The fundamental point is that EU membership is far more expensive than we once thought – costing £200m a year extra over the last 10 years. Compare this with Switzerland, which pays just £150m a year to access the Single Market. And this doesn’t even account for the other, often unseen, costs of membership that the UK faces. Campaign group Business for Britain revealed last month that 1,139 new business regulations were passed by Brussels in the last year.
But while everyone has been getting worked up by the apparently uncontrollable rising cost of the EU, UK MEP Dan Hannan has been preparing with others an alternative – a free trade area across Europe, modelled on the North American Free Trade Agreement (NAFTA) or the Association of Southeast Asian Nations (ASEAN). At meetings across the continent, starting at Messina in Italy where the European project was born in 1955, Hannan has been beavering away on proposals for a new organisation that the UK and others could join – stretching from Iceland and the Faroes to Turkey and Armenia. Speaking yesterday at a conference on the Future of Europe hosted by Global Britain, Hannan explained that it would have all the benefits of free trade, with open markets, but none of the downsides of heavy-handed political interference and those regulations that are a huge burden to British business.
It would take us back to what the UK signed up to in 1975 – a free trade community – while offering the additional advantage that countries could then go and make their own free trade agreements with the US, the Commonwealth, and China (like the Swiss have already). Neighbours of the new European free trade area – like Morocco and Israel – could apply to join with ease, as there would be no heavy political dimension to cause lengthy negotiating delays.
Attractively, without an unaccountable bureaucracy and countless dysfunctional subsidies through transfers such as the Common Agricultural Policy and regional funds, the organisation’s overheads and consequent membership costs would be considerably lower.
There are good reasons to suppose that this is workable. Supporters of the EU talk as if removing the UK from its undemocratic and costly tentacles would bring economic isolation. The reverse is more likely. While some 3m British jobs may be connected to our trade with the EU, there are also some 5m EU jobs connected to its trade with the UK. We are the EU’s biggest and best customer and the chief executives of EU businesses will be banging politicians’ heads together saying it has to stay that way. The prospect of trade barriers is consequently zero.

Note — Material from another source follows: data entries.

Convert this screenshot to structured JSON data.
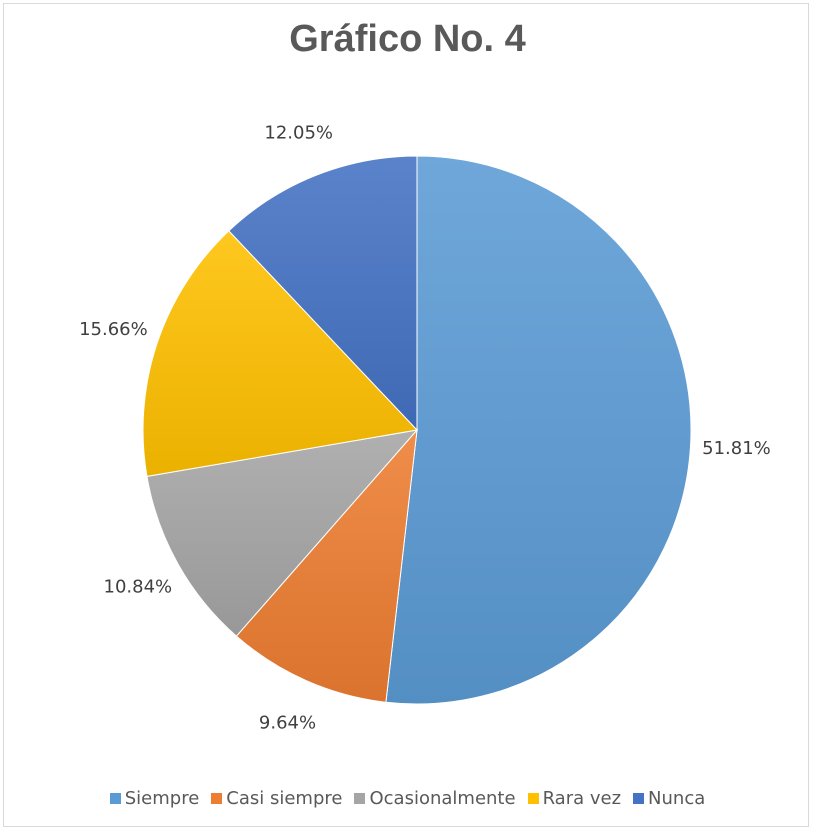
{
  "chart_data": {
    "type": "pie",
    "title": "Gráfico No. 4",
    "legend_position": "bottom",
    "slices": [
      {
        "label": "Siempre",
        "value": 51.81,
        "display": "51.81%",
        "color": "#5B9BD5"
      },
      {
        "label": "Casi siempre",
        "value": 9.64,
        "display": "9.64%",
        "color": "#ED7D31"
      },
      {
        "label": "Ocasionalmente",
        "value": 10.84,
        "display": "10.84%",
        "color": "#A5A5A5"
      },
      {
        "label": "Rara vez",
        "value": 15.66,
        "display": "15.66%",
        "color": "#FFC000"
      },
      {
        "label": "Nunca",
        "value": 12.05,
        "display": "12.05%",
        "color": "#4472C4"
      }
    ]
  }
}
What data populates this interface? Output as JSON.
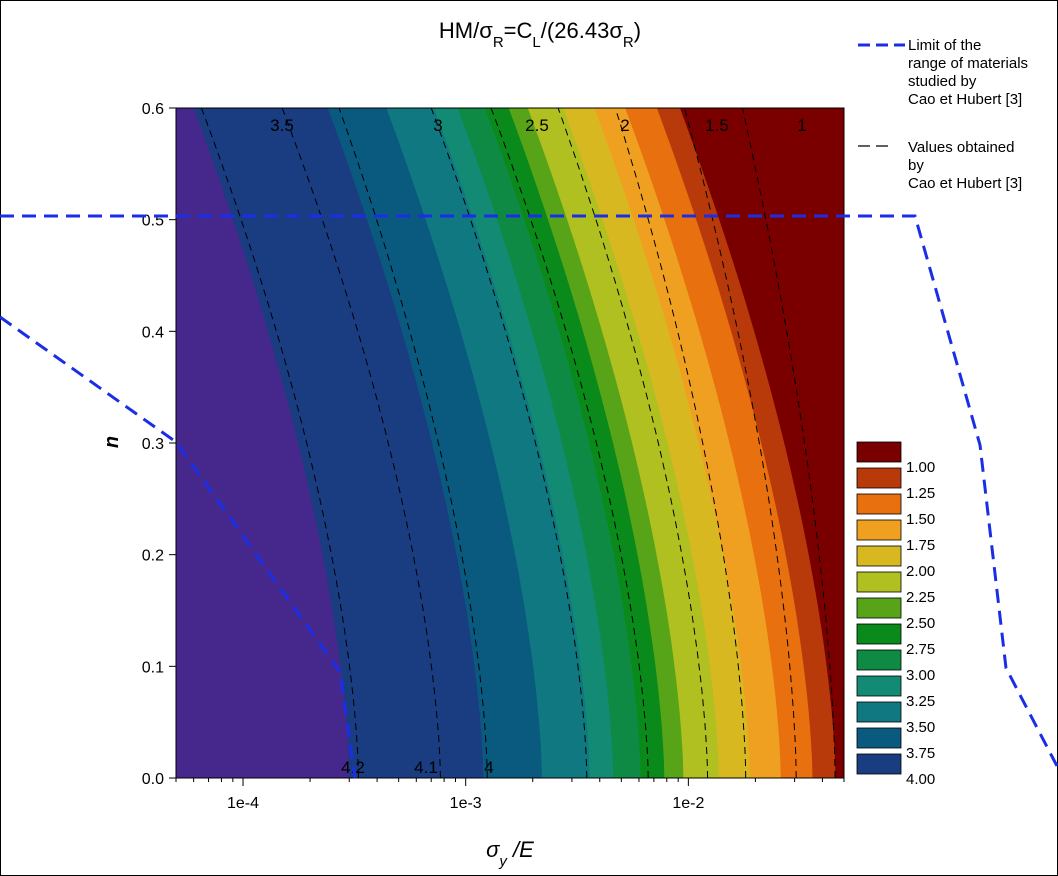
{
  "chart_data": {
    "type": "heatmap",
    "title": "HM/σR=CL/(26.43σR)",
    "xlabel": "σy /E",
    "ylabel": "n",
    "x_scale": "log",
    "xlim": [
      5e-05,
      0.05
    ],
    "ylim": [
      0,
      0.6
    ],
    "x_ticks": [
      "1e-4",
      "1e-3",
      "1e-2"
    ],
    "y_ticks": [
      "0.0",
      "0.1",
      "0.2",
      "0.3",
      "0.4",
      "0.5",
      "0.6"
    ],
    "legend_levels": [
      "1.00",
      "1.25",
      "1.50",
      "1.75",
      "2.00",
      "2.25",
      "2.50",
      "2.75",
      "3.00",
      "3.25",
      "3.50",
      "3.75",
      "4.00"
    ],
    "level_colors": [
      "#7a0000",
      "#b83a0a",
      "#e8700f",
      "#f0a020",
      "#d8b820",
      "#b0c020",
      "#58a418",
      "#0a8a1a",
      "#0e8a44",
      "#128a74",
      "#107880",
      "#0a5a80",
      "#1a3c80"
    ],
    "extra_region_color": "#46288c",
    "contour_bands_at_n0": [
      {
        "level": "4.25",
        "x_end": 0.0003
      },
      {
        "level": "4.00",
        "x_end": 0.0012
      },
      {
        "level": "3.75",
        "x_end": 0.0022
      },
      {
        "level": "3.50",
        "x_end": 0.0036
      },
      {
        "level": "3.25",
        "x_end": 0.0046
      },
      {
        "level": "3.00",
        "x_end": 0.0061
      },
      {
        "level": "2.75",
        "x_end": 0.0078
      },
      {
        "level": "2.50",
        "x_end": 0.0095
      },
      {
        "level": "2.25",
        "x_end": 0.0137
      },
      {
        "level": "2.00",
        "x_end": 0.0189
      },
      {
        "level": "1.75",
        "x_end": 0.026
      },
      {
        "level": "1.50",
        "x_end": 0.0361
      },
      {
        "level": "1.25",
        "x_end": 0.0458
      },
      {
        "level": "1.00",
        "x_end": 0.05
      }
    ],
    "reference_curves": [
      {
        "label": "4.2",
        "x_at_n0": 0.00033,
        "x_at_n06": 6.5e-05
      },
      {
        "label": "4.1",
        "x_at_n0": 0.00077,
        "x_at_n06": 0.00015
      },
      {
        "label": "4",
        "x_at_n0": 0.00125,
        "x_at_n06": 0.00027
      },
      {
        "label": "3.5",
        "x_at_n0": 0.0035,
        "x_at_n06": 0.0007
      },
      {
        "label": "3",
        "x_at_n0": 0.0066,
        "x_at_n06": 0.0013
      },
      {
        "label": "2.5",
        "x_at_n0": 0.0122,
        "x_at_n06": 0.0026
      },
      {
        "label": "2",
        "x_at_n0": 0.0181,
        "x_at_n06": 0.0047
      },
      {
        "label": "1.5",
        "x_at_n0": 0.0305,
        "x_at_n06": 0.0096
      },
      {
        "label": "1",
        "x_at_n0": 0.0456,
        "x_at_n06": 0.0175
      }
    ],
    "reference_curve_labels_top": [
      "3.5",
      "3",
      "2.5",
      "2",
      "1.5",
      "1"
    ],
    "reference_curve_labels_bottom": [
      "4.2",
      "4.1",
      "4"
    ],
    "limit_line_segments": [
      {
        "name": "upper",
        "points": [
          [
            2e-05,
            0.503
          ],
          [
            0.001,
            0.503
          ],
          [
            0.1,
            0.503
          ],
          [
            0.2,
            0.3
          ],
          [
            0.25,
            0.1
          ],
          [
            0.4,
            0.0
          ]
        ]
      },
      {
        "name": "lower",
        "points": [
          [
            2e-05,
            0.41
          ],
          [
            5e-05,
            0.3
          ],
          [
            0.0003,
            0.1
          ],
          [
            0.00035,
            0.0
          ]
        ]
      }
    ],
    "legend_entries": [
      {
        "style": "blue-dashed",
        "label": "Limit of the range of materials studied by Cao et Hubert [3]"
      },
      {
        "style": "black-dashed",
        "label": "Values obtained by Cao et Hubert [3]"
      }
    ]
  }
}
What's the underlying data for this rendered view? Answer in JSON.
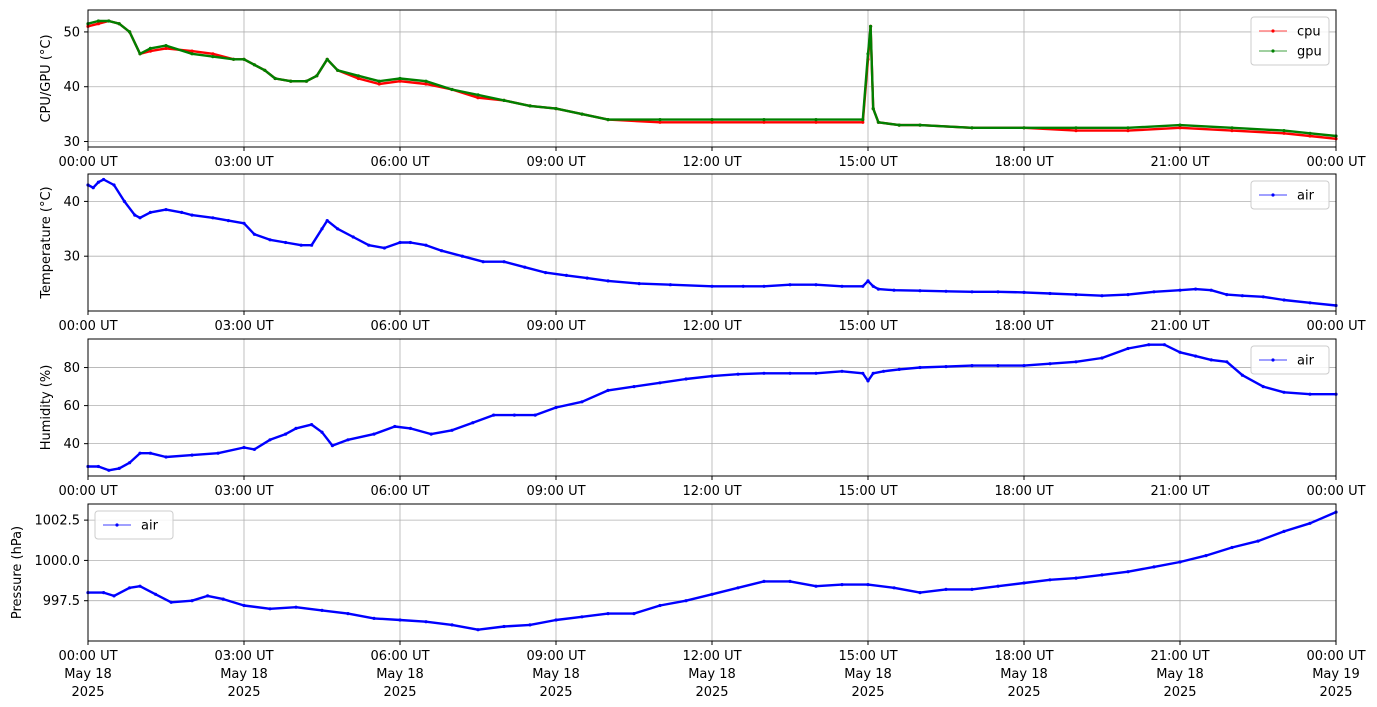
{
  "chart_data": [
    {
      "type": "line",
      "ylabel": "CPU/GPU (°C)",
      "ylim": [
        29,
        54
      ],
      "yticks": [
        30,
        40,
        50
      ],
      "xlim": [
        0,
        24
      ],
      "grid": true,
      "legend_position": "top-right",
      "series": [
        {
          "name": "cpu",
          "color": "#ff0000",
          "x": [
            0,
            0.2,
            0.4,
            0.6,
            0.8,
            1.0,
            1.2,
            1.5,
            2.0,
            2.4,
            2.8,
            3.0,
            3.2,
            3.4,
            3.6,
            3.9,
            4.2,
            4.4,
            4.6,
            4.8,
            5.2,
            5.6,
            6.0,
            6.5,
            7.0,
            7.5,
            8.0,
            8.5,
            9.0,
            9.5,
            10.0,
            11.0,
            12.0,
            13.0,
            14.0,
            14.9,
            15.0,
            15.05,
            15.1,
            15.2,
            15.6,
            16.0,
            17.0,
            18.0,
            19.0,
            20.0,
            21.0,
            22.0,
            23.0,
            23.5,
            24.0
          ],
          "values": [
            51,
            51.5,
            52,
            51.5,
            50,
            46,
            46.5,
            47,
            46.5,
            46,
            45,
            45,
            44,
            43,
            41.5,
            41,
            41,
            42,
            45,
            43,
            41.5,
            40.5,
            41,
            40.5,
            39.5,
            38,
            37.5,
            36.5,
            36,
            35,
            34,
            33.5,
            33.5,
            33.5,
            33.5,
            33.5,
            45,
            51,
            36,
            33.5,
            33,
            33,
            32.5,
            32.5,
            32,
            32,
            32.5,
            32,
            31.5,
            31,
            30.5
          ]
        },
        {
          "name": "gpu",
          "color": "#008000",
          "x": [
            0,
            0.2,
            0.4,
            0.6,
            0.8,
            1.0,
            1.2,
            1.5,
            2.0,
            2.4,
            2.8,
            3.0,
            3.2,
            3.4,
            3.6,
            3.9,
            4.2,
            4.4,
            4.6,
            4.8,
            5.2,
            5.6,
            6.0,
            6.5,
            7.0,
            7.5,
            8.0,
            8.5,
            9.0,
            9.5,
            10.0,
            11.0,
            12.0,
            13.0,
            14.0,
            14.9,
            15.0,
            15.05,
            15.1,
            15.2,
            15.6,
            16.0,
            17.0,
            18.0,
            19.0,
            20.0,
            21.0,
            22.0,
            23.0,
            23.5,
            24.0
          ],
          "values": [
            51.5,
            52,
            52,
            51.5,
            50,
            46,
            47,
            47.5,
            46,
            45.5,
            45,
            45,
            44,
            43,
            41.5,
            41,
            41,
            42,
            45,
            43,
            42,
            41,
            41.5,
            41,
            39.5,
            38.5,
            37.5,
            36.5,
            36,
            35,
            34,
            34,
            34,
            34,
            34,
            34,
            46,
            51,
            36,
            33.5,
            33,
            33,
            32.5,
            32.5,
            32.5,
            32.5,
            33,
            32.5,
            32,
            31.5,
            31
          ]
        }
      ]
    },
    {
      "type": "line",
      "ylabel": "Temperature (°C)",
      "ylim": [
        20,
        45
      ],
      "yticks": [
        30,
        40
      ],
      "xlim": [
        0,
        24
      ],
      "grid": true,
      "legend_position": "top-right",
      "series": [
        {
          "name": "air",
          "color": "#0000ff",
          "x": [
            0,
            0.1,
            0.2,
            0.3,
            0.5,
            0.7,
            0.9,
            1.0,
            1.2,
            1.5,
            1.8,
            2.0,
            2.4,
            2.7,
            3.0,
            3.2,
            3.5,
            3.8,
            4.1,
            4.3,
            4.5,
            4.6,
            4.8,
            5.1,
            5.4,
            5.7,
            6.0,
            6.2,
            6.5,
            6.8,
            7.2,
            7.6,
            8.0,
            8.4,
            8.8,
            9.2,
            9.6,
            10.0,
            10.6,
            11.2,
            12.0,
            12.6,
            13.0,
            13.5,
            14.0,
            14.5,
            14.9,
            15.0,
            15.1,
            15.2,
            15.5,
            16.0,
            16.5,
            17.0,
            17.5,
            18.0,
            18.5,
            19.0,
            19.5,
            20.0,
            20.5,
            21.0,
            21.3,
            21.6,
            21.9,
            22.2,
            22.6,
            23.0,
            23.5,
            24.0
          ],
          "values": [
            43,
            42.5,
            43.5,
            44,
            43,
            40,
            37.5,
            37,
            38,
            38.5,
            38,
            37.5,
            37,
            36.5,
            36,
            34,
            33,
            32.5,
            32,
            32,
            35,
            36.5,
            35,
            33.5,
            32,
            31.5,
            32.5,
            32.5,
            32,
            31,
            30,
            29,
            29,
            28,
            27,
            26.5,
            26,
            25.5,
            25,
            24.8,
            24.5,
            24.5,
            24.5,
            24.8,
            24.8,
            24.5,
            24.5,
            25.5,
            24.5,
            24,
            23.8,
            23.7,
            23.6,
            23.5,
            23.5,
            23.4,
            23.2,
            23,
            22.8,
            23,
            23.5,
            23.8,
            24,
            23.8,
            23,
            22.8,
            22.6,
            22,
            21.5,
            21
          ]
        }
      ]
    },
    {
      "type": "line",
      "ylabel": "Humidity (%)",
      "ylim": [
        23,
        95
      ],
      "yticks": [
        40,
        60,
        80
      ],
      "xlim": [
        0,
        24
      ],
      "grid": true,
      "legend_position": "top-right",
      "series": [
        {
          "name": "air",
          "color": "#0000ff",
          "x": [
            0,
            0.2,
            0.4,
            0.6,
            0.8,
            1.0,
            1.2,
            1.5,
            2.0,
            2.5,
            3.0,
            3.2,
            3.5,
            3.8,
            4.0,
            4.3,
            4.5,
            4.7,
            5.0,
            5.5,
            5.9,
            6.2,
            6.6,
            7.0,
            7.4,
            7.8,
            8.2,
            8.6,
            9.0,
            9.5,
            10.0,
            10.5,
            11.0,
            11.5,
            12.0,
            12.5,
            13.0,
            13.5,
            14.0,
            14.5,
            14.9,
            15.0,
            15.1,
            15.3,
            15.6,
            16.0,
            16.5,
            17.0,
            17.5,
            18.0,
            18.5,
            19.0,
            19.5,
            20.0,
            20.4,
            20.7,
            21.0,
            21.3,
            21.6,
            21.9,
            22.2,
            22.6,
            23.0,
            23.5,
            24.0
          ],
          "values": [
            28,
            28,
            26,
            27,
            30,
            35,
            35,
            33,
            34,
            35,
            38,
            37,
            42,
            45,
            48,
            50,
            46,
            39,
            42,
            45,
            49,
            48,
            45,
            47,
            51,
            55,
            55,
            55,
            59,
            62,
            68,
            70,
            72,
            74,
            75.5,
            76.5,
            77,
            77,
            77,
            78,
            77,
            73,
            77,
            78,
            79,
            80,
            80.5,
            81,
            81,
            81,
            82,
            83,
            85,
            90,
            92,
            92,
            88,
            86,
            84,
            83,
            76,
            70,
            67,
            66,
            66
          ]
        }
      ]
    },
    {
      "type": "line",
      "ylabel": "Pressure (hPa)",
      "ylim": [
        995.0,
        1003.5
      ],
      "yticks": [
        997.5,
        1000.0,
        1002.5
      ],
      "yticklabels": [
        "997.5",
        "1000.0",
        "1002.5"
      ],
      "xlim": [
        0,
        24
      ],
      "grid": true,
      "legend_position": "top-left",
      "series": [
        {
          "name": "air",
          "color": "#0000ff",
          "x": [
            0,
            0.3,
            0.5,
            0.8,
            1.0,
            1.3,
            1.6,
            2.0,
            2.3,
            2.6,
            3.0,
            3.5,
            4.0,
            4.5,
            5.0,
            5.5,
            6.0,
            6.5,
            7.0,
            7.5,
            8.0,
            8.5,
            9.0,
            9.5,
            10.0,
            10.5,
            11.0,
            11.5,
            12.0,
            12.5,
            13.0,
            13.5,
            14.0,
            14.5,
            15.0,
            15.5,
            16.0,
            16.5,
            17.0,
            17.5,
            18.0,
            18.5,
            19.0,
            19.5,
            20.0,
            20.5,
            21.0,
            21.5,
            22.0,
            22.5,
            23.0,
            23.5,
            24.0
          ],
          "values": [
            998.0,
            998.0,
            997.8,
            998.3,
            998.4,
            997.9,
            997.4,
            997.5,
            997.8,
            997.6,
            997.2,
            997.0,
            997.1,
            996.9,
            996.7,
            996.4,
            996.3,
            996.2,
            996.0,
            995.7,
            995.9,
            996.0,
            996.3,
            996.5,
            996.7,
            996.7,
            997.2,
            997.5,
            997.9,
            998.3,
            998.7,
            998.7,
            998.4,
            998.5,
            998.5,
            998.3,
            998.0,
            998.2,
            998.2,
            998.4,
            998.6,
            998.8,
            998.9,
            999.1,
            999.3,
            999.6,
            999.9,
            1000.3,
            1000.8,
            1001.2,
            1001.8,
            1002.3,
            1003.0
          ]
        }
      ]
    }
  ],
  "xaxis": {
    "ticks": [
      0,
      3,
      6,
      9,
      12,
      15,
      18,
      21,
      24
    ],
    "time_labels": [
      "00:00 UT",
      "03:00 UT",
      "06:00 UT",
      "09:00 UT",
      "12:00 UT",
      "15:00 UT",
      "18:00 UT",
      "21:00 UT",
      "00:00 UT"
    ],
    "date_labels": [
      "May 18",
      "May 18",
      "May 18",
      "May 18",
      "May 18",
      "May 18",
      "May 18",
      "May 18",
      "May 19"
    ],
    "year_labels": [
      "2025",
      "2025",
      "2025",
      "2025",
      "2025",
      "2025",
      "2025",
      "2025",
      "2025"
    ]
  }
}
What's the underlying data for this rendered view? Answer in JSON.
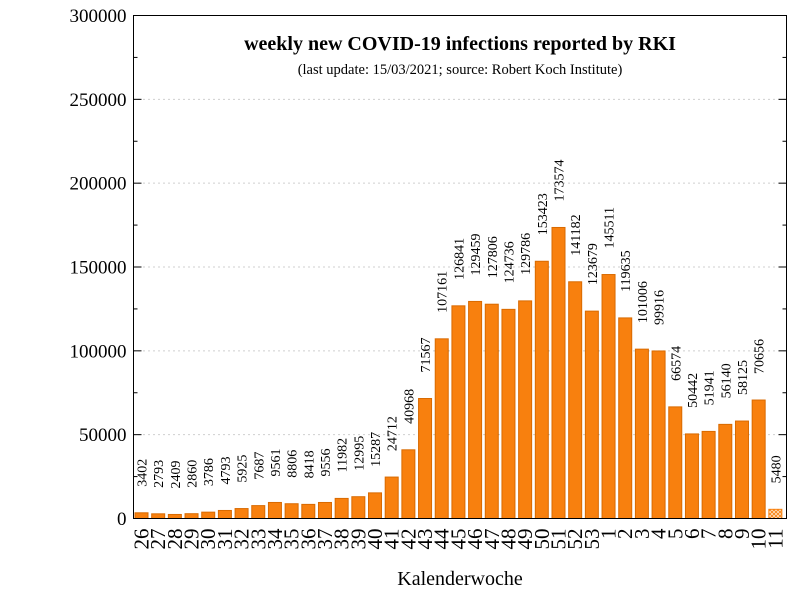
{
  "chart_data": {
    "type": "bar",
    "title": "weekly new COVID-19 infections reported by RKI",
    "subtitle": "(last update: 15/03/2021; source: Robert Koch Institute)",
    "xlabel": "Kalenderwoche",
    "categories": [
      "26",
      "27",
      "28",
      "29",
      "30",
      "31",
      "32",
      "33",
      "34",
      "35",
      "36",
      "37",
      "38",
      "39",
      "40",
      "41",
      "42",
      "43",
      "44",
      "45",
      "46",
      "47",
      "48",
      "49",
      "50",
      "51",
      "52",
      "53",
      "1",
      "2",
      "3",
      "4",
      "5",
      "6",
      "7",
      "8",
      "9",
      "10",
      "11"
    ],
    "values": [
      3402,
      2793,
      2409,
      2860,
      3786,
      4793,
      5925,
      7687,
      9561,
      8806,
      8418,
      9556,
      11982,
      12995,
      15287,
      24712,
      40968,
      71567,
      107161,
      126841,
      129459,
      127806,
      124736,
      129786,
      153423,
      173574,
      141182,
      123679,
      145511,
      119635,
      101006,
      99916,
      66574,
      50442,
      51941,
      56140,
      58125,
      70656,
      5480
    ],
    "ylim": [
      0,
      300000
    ],
    "yticks": [
      0,
      50000,
      100000,
      150000,
      200000,
      250000,
      300000
    ],
    "grid_y": true,
    "bar_color": "#f8800e",
    "last_bar_hatched": true
  }
}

It’s not as if the US, Australia, India and China face huge obstacles to trade with the Single Market. And while Switzerland is obliged to meet EU standards when it trades with Member States, it is free to apply its own laws for any other commerce.
London’s strength, indeed the UK’s strength, has always been its willingness to look beyond the immediate horizon and trade with the rest of the world. Having a narrower vision, with all trade viewed through the prism of the EU, is holding us back. It is no surprise that respected economist and forecaster Dr Gerard Lyons recently advised the mayor of London that leaving would be better for the capital than remaining in an unreformed EU.
Hannan’s proposal, when it is finalised, could well provide the positive alternative an outward-looking Britain requires.